In the current market this kind of product is just not possible to structure. But this has led to innovation within the market and the introduction of structured investments with contingent income. So, this type of contract might be able to offer a similar level of income and similar capital at risk parameters as the pre-crisis product described above but in order to offer the same high rate the income would not be paid in a year that the FTSE closed on any day below, say, 4,000 points or above 8,000 points. The acceptance of the additional risk that the income might not be paid generates the higher income potential.
In this example the failure of the investment to pay income in a year that the FTSE was above 8000 points might not be an issue if the client has other investments from which they could take gains but in years when the FTSE is significantly depressed it could be problematic.
Hence, the use of such contracts needs to be considered very carefully, balancing the client’s overall attitude to risk and willingness to trade potentially higher reward for the greater risk of not achieving income needs in some years. But any such investment would not be used as the sole income solution for the client.
In fact, an alternative or complementary strategy, particularly where other income investments are being used, is to seek out regular payments utilising growth investments that take advantage of the client’s CGT allowances. For example, structuring a mini portfolio of these investments that are then used to provide a regular or ad-hoc payment can be a much more tax efficient approach.
The ‘income’ tax saving could result in either a higher income being achieved or the need to take less risk.
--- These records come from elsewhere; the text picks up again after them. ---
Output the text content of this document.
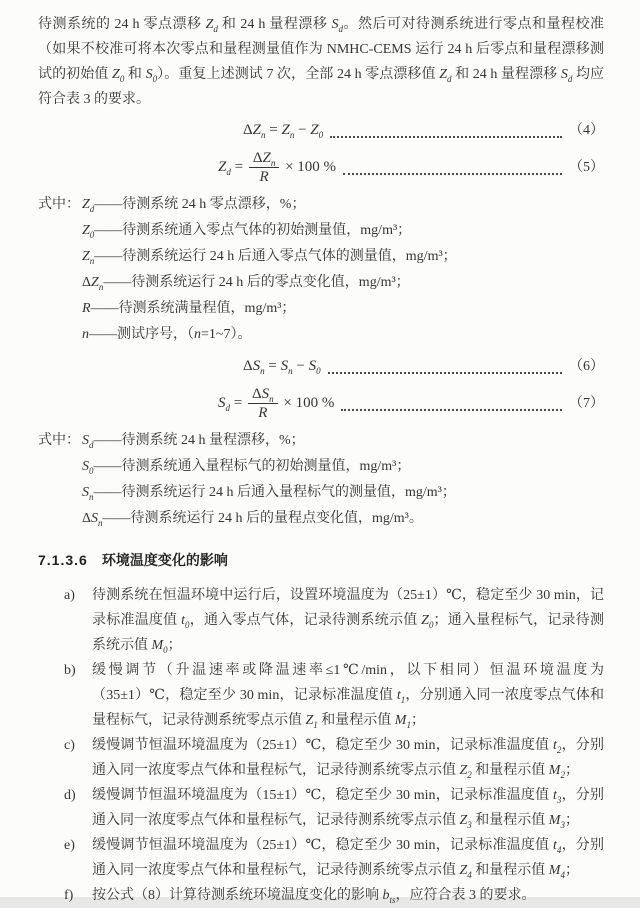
待测系统的 24 h 零点漂移 $Z_d$ 和 24 h 量程漂移 $S_d$。然后可对待测系统进行零点和量程校准（如果不校准可将本次零点和量程测量值作为 NMHC-CEMS 运行 24 h 后零点和量程漂移测试的初始值 $Z_0$ 和 $S_0$）。重复上述测试 7 次，全部 24 h 零点漂移值 $Z_d$ 和 24 h 量程漂移 $S_d$ 均应符合表 3 的要求。
$\Delta Z_n = Z_n - Z_0$	（4）
$Z_d = \frac{\Delta Z_n}{R} \times 100$ %	（5）
式中： $Z_d——$待测系统 24 h 零点漂移，%；
$Z_0——$待测系统通入零点气体的初始测量值，mg/m³；
$Z_n——$待测系统运行 24 h 后通入零点气体的测量值，mg/m³；
$\Delta Z_n——$待测系统运行 24 h 后的零点变化值，mg/m³；
R——待测系统满量程值，mg/m³；
n——测试序号，（n=1~7）。
$\Delta S_n = S_n - S_0$	（6）
$S_d = \frac{\Delta S_n}{R} \times 100$ %	（7）
式中： $S_d——$待测系统 24 h 量程漂移，%；
$S_0——$待测系统通入量程标气的初始测量值，mg/m³；
$S_n——$待测系统运行 24 h 后通入量程标气的测量值，mg/m³；
$\Delta S_n——$待测系统运行 24 h 后的量程点变化值，mg/m³。
7.1.3.6 环境温度变化的影响
a)	待测系统在恒温环境中运行后，设置环境温度为（25±1）℃，稳定至少 30 min，记录标准温度值 $t_0$，通入零点气体，记录待测系统示值 $Z_0$；通入量程标气，记录待测系统示值 $M_0$；
b)	缓慢调节（升温速率或降温速率≤1℃/min，以下相同）恒温环境温度为（35±1）℃，稳定至少 30 min，记录标准温度值 $t_1$，分别通入同一浓度零点气体和量程标气，记录待测系统零点示值 $Z_1$ 和量程示值 $M_1$；
c)	缓慢调节恒温环境温度为（25±1）℃，稳定至少 30 min，记录标准温度值 $t_2$，分别通入同一浓度零点气体和量程标气，记录待测系统零点示值 $Z_2$ 和量程示值 $M_2$；
d)	缓慢调节恒温环境温度为（15±1）℃，稳定至少 30 min，记录标准温度值 $t_3$，分别通入同一浓度零点气体和量程标气，记录待测系统零点示值 $Z_3$ 和量程示值 $M_3$；
e)	缓慢调节恒温环境温度为（25±1）℃，稳定至少 30 min，记录标准温度值 $t_4$，分别通入同一浓度零点气体和量程标气，记录待测系统零点示值 $Z_4$ 和量程示值 $M_4$；
f)	按公式（8）计算待测系统环境温度变化的影响 $b_{ts}$，应符合表 3 的要求。
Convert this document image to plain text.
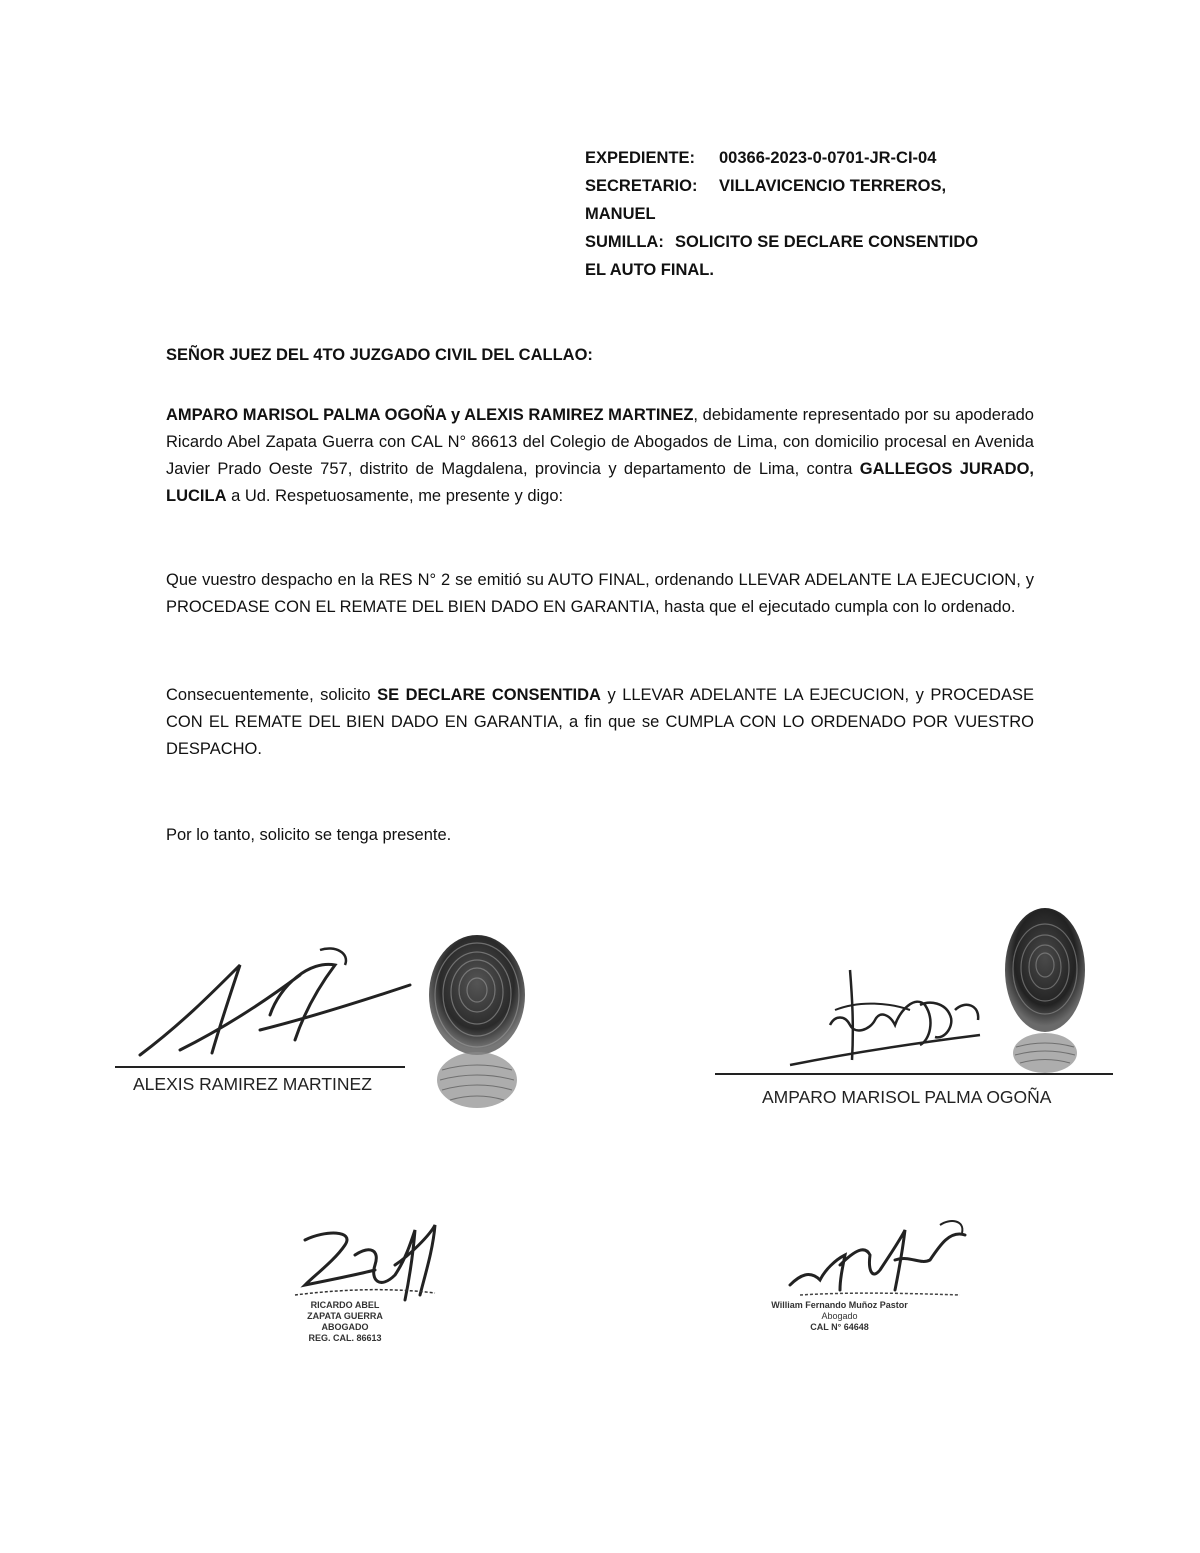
EXPEDIENTE: 00366-2023-0-0701-JR-CI-04
SECRETARIO: VILLAVICENCIO TERREROS,
MANUEL
SUMILLA: SOLICITO SE DECLARE CONSENTIDO
EL AUTO FINAL.
SEÑOR JUEZ DEL 4TO JUZGADO CIVIL DEL CALLAO:
AMPARO MARISOL PALMA OGOÑA y ALEXIS RAMIREZ MARTINEZ, debidamente representado por su apoderado Ricardo Abel Zapata Guerra con CAL N° 86613 del Colegio de Abogados de Lima, con domicilio procesal en Avenida Javier Prado Oeste 757, distrito de Magdalena, provincia y departamento de Lima, contra GALLEGOS JURADO, LUCILA a Ud. Respetuosamente, me presente y digo:
Que vuestro despacho en la RES N° 2 se emitió su AUTO FINAL, ordenando LLEVAR ADELANTE LA EJECUCION, y PROCEDASE CON EL REMATE DEL BIEN DADO EN GARANTIA, hasta que el ejecutado cumpla con lo ordenado.
Consecuentemente, solicito SE DECLARE CONSENTIDA y LLEVAR ADELANTE LA EJECUCION, y PROCEDASE CON EL REMATE DEL BIEN DADO EN GARANTIA, a fin que se CUMPLA CON LO ORDENADO POR VUESTRO DESPACHO.
Por lo tanto, solicito se tenga presente.
ALEXIS RAMIREZ MARTINEZ
AMPARO MARISOL PALMA OGOÑA
RICARDO ABEL
ZAPATA GUERRA
ABOGADO
REG. CAL. 86613
William Fernando Muñoz Pastor
Abogado
CAL N° 64648
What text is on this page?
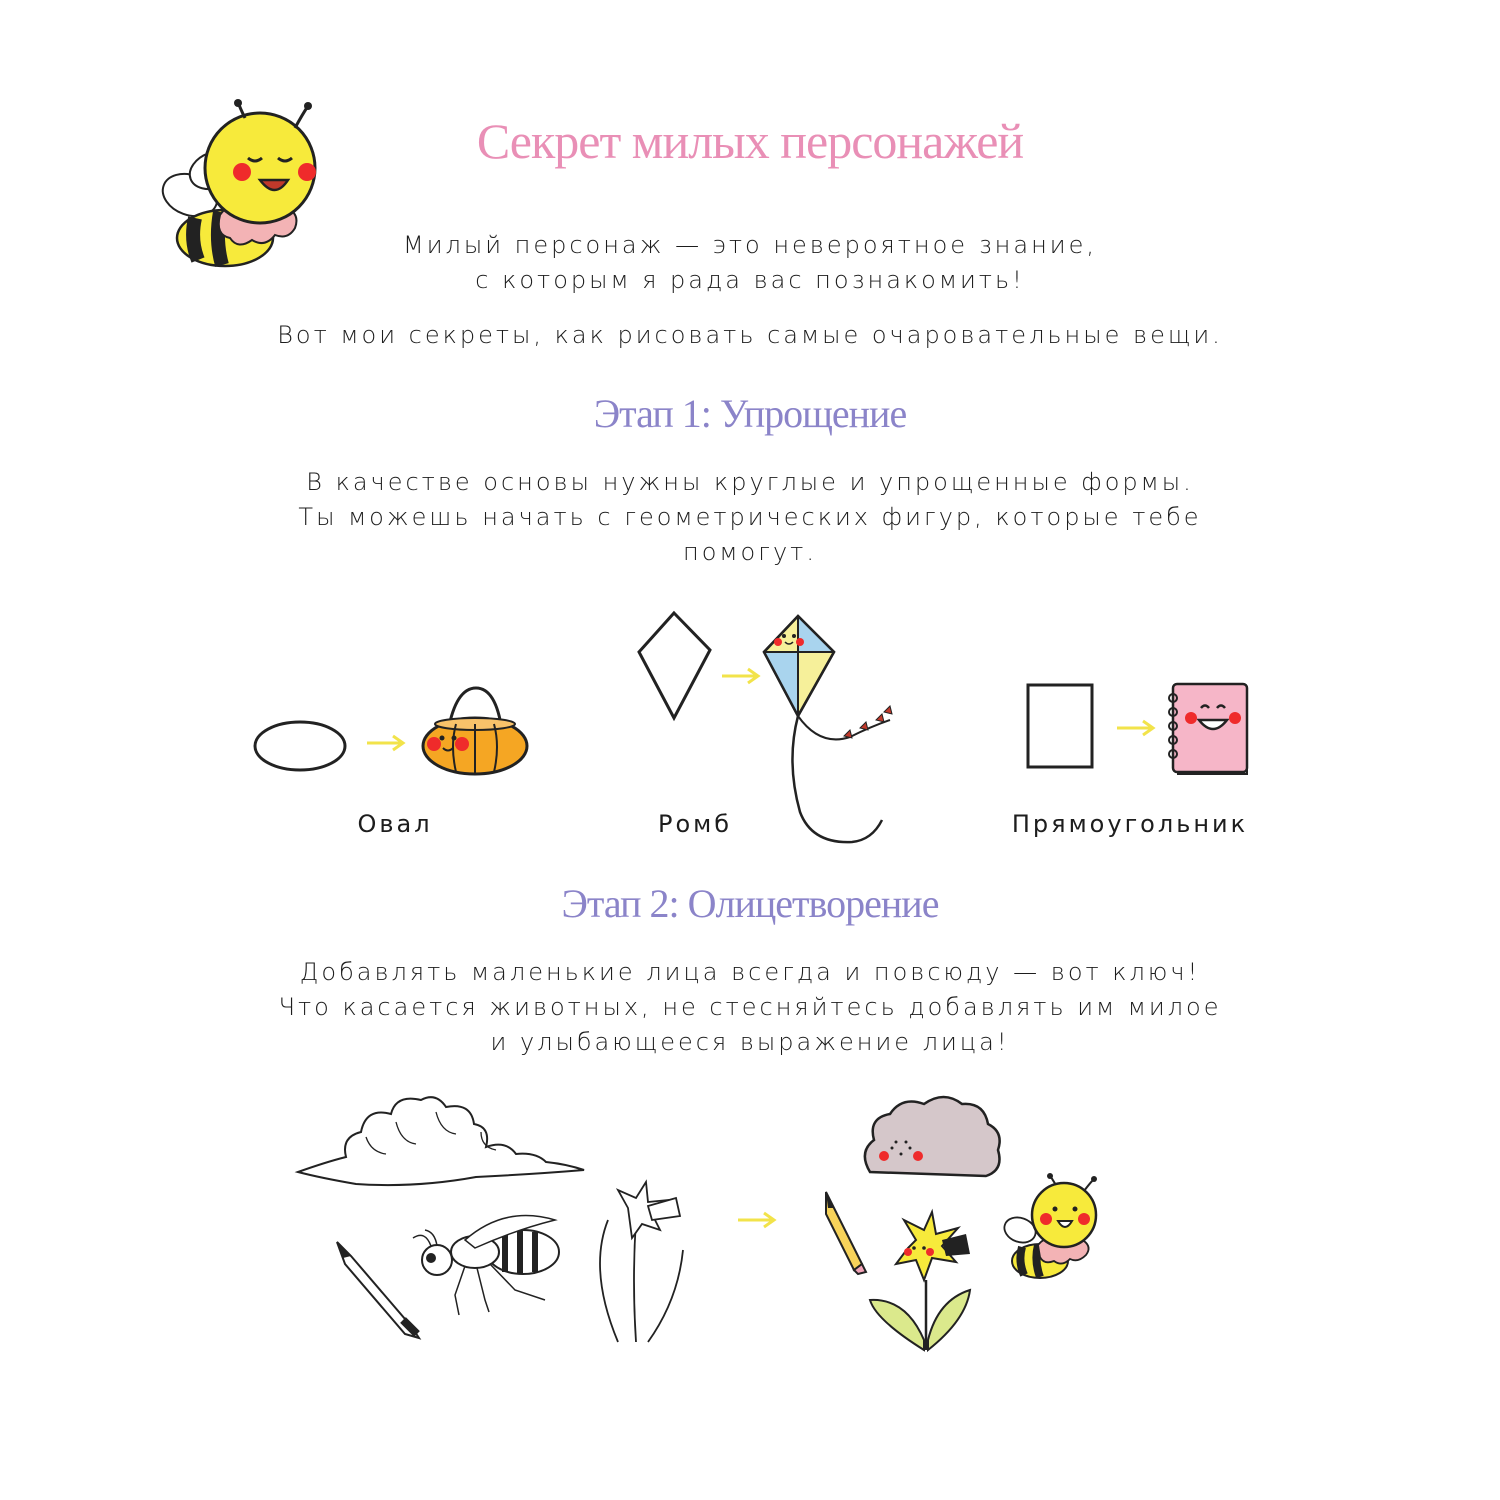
Секрет милых персонажей
Милый персонаж — это невероятное знание,
с которым я рада вас познакомить!
Вот мои секреты, как рисовать самые очаровательные вещи.
Этап 1: Упрощение
В качестве основы нужны круглые и упрощенные формы.
Ты можешь начать с геометрических фигур, которые тебе
помогут.
Овал	Ромб	Прямоугольник
Этап 2: Олицетворение
Добавлять маленькие лица всегда и повсюду — вот ключ!
Что касается животных, не стесняйтесь добавлять им милое
и улыбающееся выражение лица!
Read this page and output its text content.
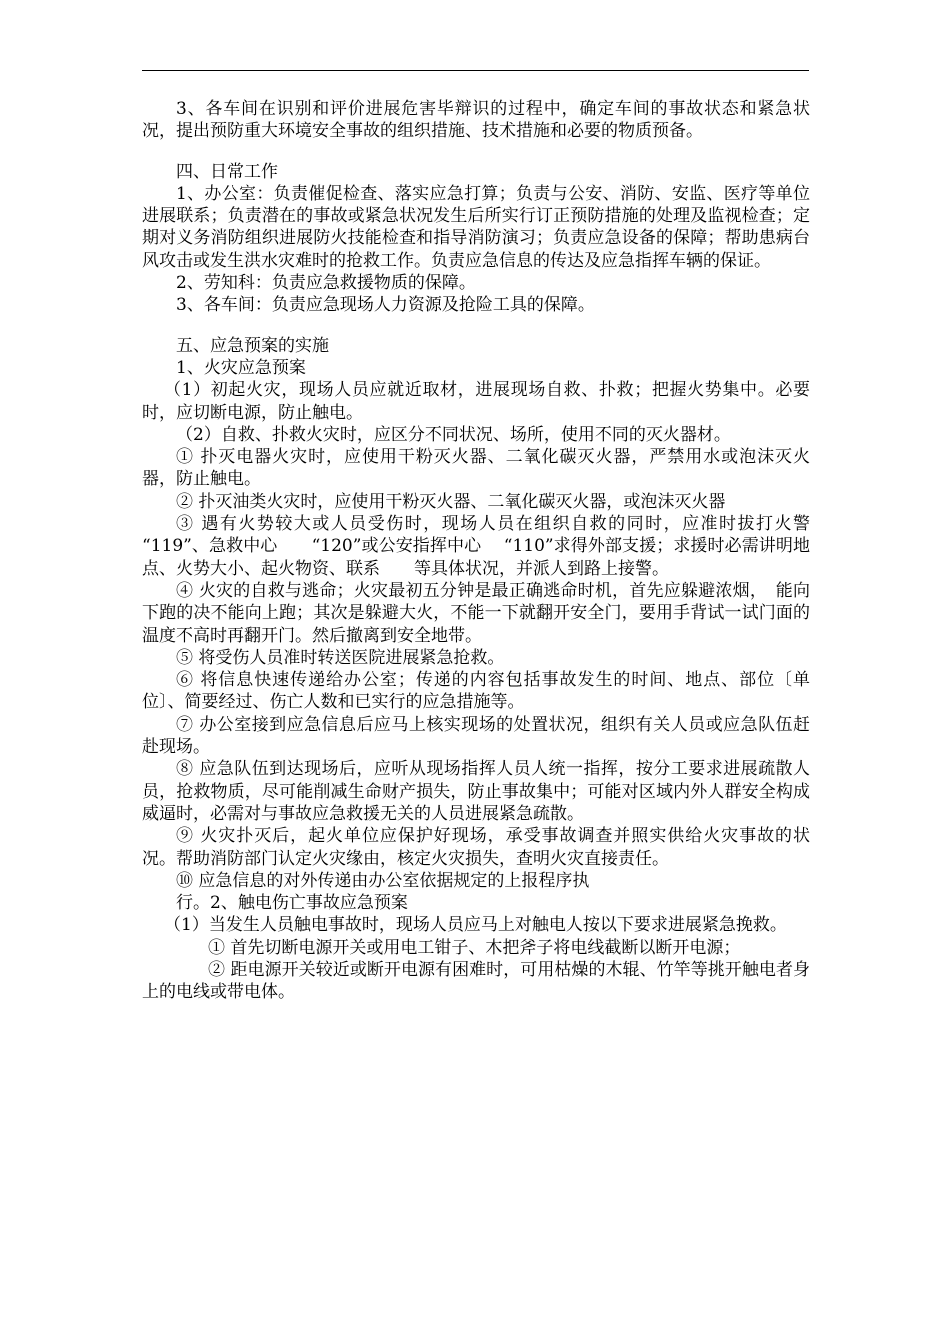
3、各车间在识别和评价进展危害毕辩识的过程中，确定车间的事故状态和紧急状况，提出预防重大环境安全事故的组织措施、技术措施和必要的物质预备。

四、日常工作

1、办公室：负责催促检查、落实应急打算；负责与公安、消防、安监、医疗等单位进展联系；负责潜在的事故或紧急状况发生后所实行订正预防措施的处理及监视检查；定期对义务消防组织进展防火技能检查和指导消防演习；负责应急设备的保障；帮助患病台风攻击或发生洪水灾难时的抢救工作。负责应急信息的传达及应急指挥车辆的保证。

2、劳知科：负责应急救援物质的保障。

3、各车间：负责应急现场人力资源及抢险工具的保障。

五、应急预案的实施

1、火灾应急预案

（1）初起火灾，现场人员应就近取材，进展现场自救、扑救；把握火势集中。必要时，应切断电源，防止触电。

（2）自救、扑救火灾时，应区分不同状况、场所，使用不同的灭火器材。

① 扑灭电器火灾时，应使用干粉灭火器、二氧化碳灭火器，严禁用水或泡沫灭火器，防止触电。

② 扑灭油类火灾时，应使用干粉灭火器、二氧化碳灭火器，或泡沫灭火器

③ 遇有火势较大或人员受伤时，现场人员在组织自救的同时，应准时拔打火警　 “119”、急救中心　　“120”或公安指挥中心　 “110”求得外部支援；求援时必需讲明地点、火势大小、起火物资、联系　　等具体状况，并派人到路上接警。

④ 火灾的自救与逃命；火灾最初五分钟是最正确逃命时机，首先应躲避浓烟，　能向下跑的决不能向上跑；其次是躲避大火，不能一下就翻开安全门，要用手背试一试门面的温度不高时再翻开门。然后撤离到安全地带。

⑤ 将受伤人员准时转送医院进展紧急抢救。

⑥ 将信息快速传递给办公室；传递的内容包括事故发生的时间、地点、部位〔单位〕、简要经过、伤亡人数和已实行的应急措施等。

⑦ 办公室接到应急信息后应马上核实现场的处置状况，组织有关人员或应急队伍赶赴现场。

⑧ 应急队伍到达现场后，应听从现场指挥人员人统一指挥，按分工要求进展疏散人员，抢救物质，尽可能削减生命财产损失，防止事故集中；可能对区域内外人群安全构成威逼时，必需对与事故应急救援无关的人员进展紧急疏散。

⑨ 火灾扑灭后，起火单位应保护好现场，承受事故调查并照实供给火灾事故的状况。帮助消防部门认定火灾缘由，核定火灾损失，查明火灾直接责任。

⑩ 应急信息的对外传递由办公室依据规定的上报程序执

行。2、触电伤亡事故应急预案

（1）当发生人员触电事故时，现场人员应马上对触电人按以下要求进展紧急挽救。

① 首先切断电源开关或用电工钳子、木把斧子将电线截断以断开电源；

② 距电源开关较近或断开电源有困难时，可用枯燥的木辊、竹竿等挑开触电者身上的电线或带电体。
While there are many structured products that would work very well within such a strategy, autocall contracts that can mature with a coupon of say 8% for each year held, payable on the first anniversary that the index is higher, are one such example.
Through blending structured income products with growth investments it is possible to deliver a viable income stream by spreading the investment potential and the risk for the investor, all delivered as part of a broadly diversified total investment strategy.